Frieden – Versöhnung – Wiederherstellung: Annäherungen an schillernde Begriffe

Kirchen und Theologie sind angesichts der gegenwärtigen Kriegs- und Konfliktherde herausgefordert, ihre spezifisch christlichen Perspektiven auf Frieden, Versöhnung und Wiederherstellung zu reflektieren. Von humanwissenschaftlichen Konzepten unterscheiden sie sich etwa in der Rolle, die sie dem Menschen für die «Herstellung» von Frieden und Versöhnung zuweisen.

Der christliche Glaube ist seit seinen Ursprüngen verbunden mit sozialer Friedens- und Versöhnungspraxis.
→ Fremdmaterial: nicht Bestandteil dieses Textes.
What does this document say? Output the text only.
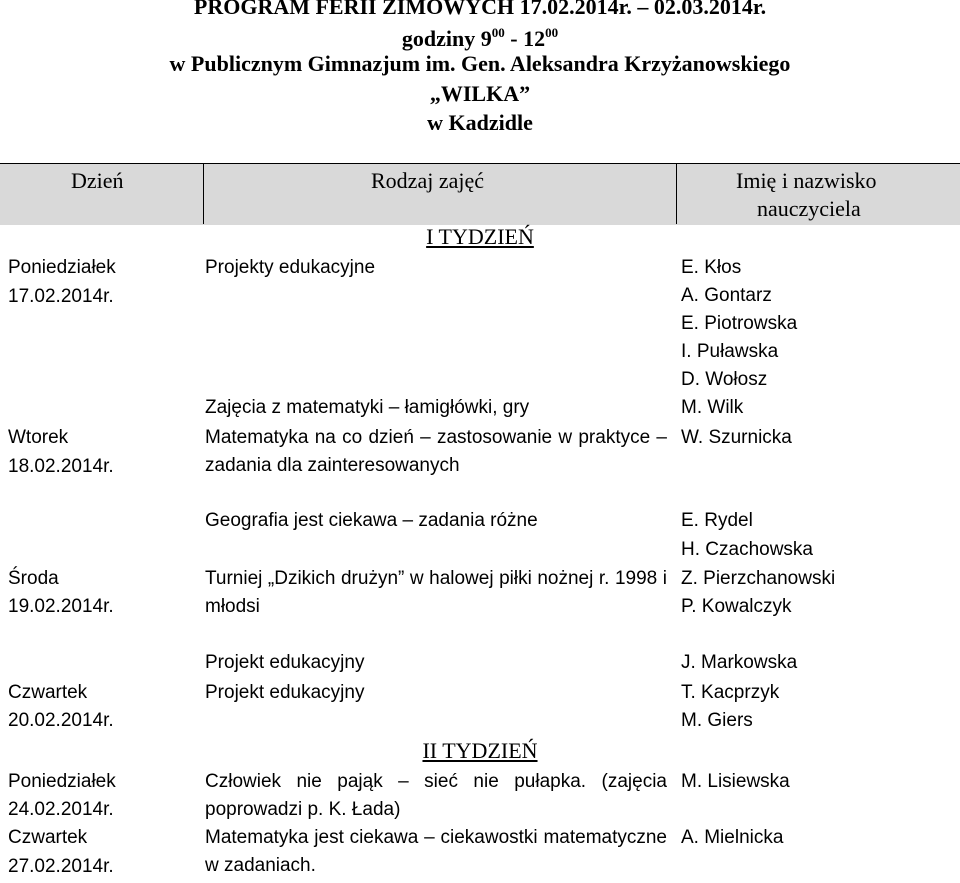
PROGRAM FERII ZIMOWYCH 17.02.2014r. – 02.03.2014r.
godziny $9^{00} - 12^{00}$
w Publicznym Gimnazjum im. Gen. Aleksandra Krzyżanowskiego
„WILKA”
w Kadzidle
Dzień	Rodzaj zajęć	Imię i nazwisko
nauczyciela
I TYDZIEŃ
Poniedziałek
17.02.2014r.
Wtorek
18.02.2014r.
Środa
19.02.2014r.
Czwartek
20.02.2014r.
Poniedziałek
24.02.2014r.
Czwartek
27.02.2014r.
Projekty edukacyjne
Zajęcia z matematyki – łamigłówki, gry
Matematyka na co dzień – zastosowanie w praktyce – zadania dla zainteresowanych
Geografia jest ciekawa – zadania różne
Turniej „Dzikich drużyn” w halowej piłki nożnej r. 1998 i młodsi
Projekt edukacyjny
Projekt edukacyjny
II TYDZIEŃ
Człowiek nie pająk – sieć nie pułapka. (zajęcia poprowadzi p. K. Łada)
Matematyka jest ciekawa – ciekawostki matematyczne w zadaniach.
E. Kłos
A. Gontarz
E. Piotrowska
I. Puławska
D. Wołosz
M. Wilk
W. Szurnicka
E. Rydel
H. Czachowska
Z. Pierzchanowski
P. Kowalczyk
J. Markowska
T. Kacprzyk
M. Giers
M. Lisiewska
A. Mielnicka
Die Botschaft der Versöhnung und der Glaube an den Frieden Gottes waren nie nur innere Überzeugung, sie waren auch äusserer Lebensvollzug. Was dabei aber christliche Friedens- und Versöhnungspraxis genau umfasst und welches Orientierungswissen vom Evangelium ausgeht, ist bis heute strittig. Theologie und Kirchen stehen deshalb gegenwärtig unter anderem im Gespräch mit der Friedens- und Versöhnungsforschung, um angesichts der multiplen, miteinander verwobenen Kriegs- und Konfliktherde des 21. Jahrhunderts christliche Friedens- und Versöhnungskonzeptionen auszuloten.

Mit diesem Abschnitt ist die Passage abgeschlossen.